Chiusa la parentesi ironica, è pur vero che, da insegnante di un corso per matricole, riscontro un fenomeno spiacevole: pochissimi studenti riescono a studiare con continuità
in tempo reale. Che significa? Significa che quasi nessuno riesce a studiare entro pochi giorni, o anche solo rivedere gli appunti, quello che ho spiegato durante la settimana. L'atteggiamento prevalente è quello di seguire le lezioni (e qualche volta anche no) ora per preparare l'esame fra qualche mese.
D'accordo, riconosco che il corso di matematica non è nelle fantasie più divertenti di uno studente di biotecnologie; forse i miei studenti cercheranno di studiare subito le materie più legate alle loro inclinazioni professionali. Ma vorrei che il mio discorso forse più astratto. Il fatto è che è più facile superare un esame se il corso è stato seguito con partecipazione e studio progressivo. Per quelli della mia generazione era naturale: gli insegnamenti erano quasi tutti annuali (da ottobre a maggio), e il tempo per studiare c'era. E infatti, se ben ricordo, quasi nessuno offriva sette prove d'esame annuali: ce n'era una a giugno, una a luglio, e una in autunno. Qualche volta c'era una prova invernale, per chi era proprio rimasto indietro.

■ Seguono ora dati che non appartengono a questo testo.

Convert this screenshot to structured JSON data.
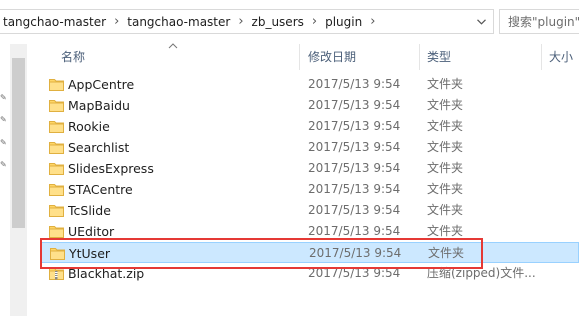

Per questo ho la sensazione che la battaglia per togliere alcune date d'esame sia sostanzialmente una battaglia nostalgica. Pradossalmente la combatterei anch'io, ma ad una condizione: che si cancellassero questi corsi
zippati e frammentati in tre mesi, e si tornasse ai corsi su due semestri, almeno per il primo anno di laurea. Poiché temo che questa prospettiva sia priva di speranze, personalmente manterrei un numero più consistente di appelli. Il rischio, altrimenti, è quello di andare esattamente nella direzione opposta a quella voluta: soltanto gli studenti eccellenti otterrebbero una laurea nei tempi previsti.
Ecco che siamo giunti, secondo me, alla vera domanda: che cosa vuole essere, l'università italiana? Una fucina di menti brillanti, destinate ad un futuro di successi scientifici? Oppure il luogo di scolarizzazione superiore per antonomasia, che innalzi il numero dei laureati?
Io penso che una nazione avanzata come la nostra (vabbé, facciamo finta di crederci) dovrebbe offrire entrambe le possibilità: università e centri di studio per i migliori, ma anche
colleges per chi desidera migliorarsi senza essere stritolato dalla competizione spietata. Questo accade regolarmente negli USA, dove le giovani menti più brillanti si guadagnano (con sforzi notevoli) una borsa di studio a Princeton, al MIT, all'UCLA; e tanti giovani, volenterosi ma meno dotati e magari lavoratori, studiano per diventare migliori senza essere espulsi al primo esame fallito.
A me piacerebbe che questo fosse l'obiettivo del sistema universitario italiano. Ma anche noi, che oggi insegniamo all'università e facciamo ricerca, dobbiamo forse rimettere i piedi per terra.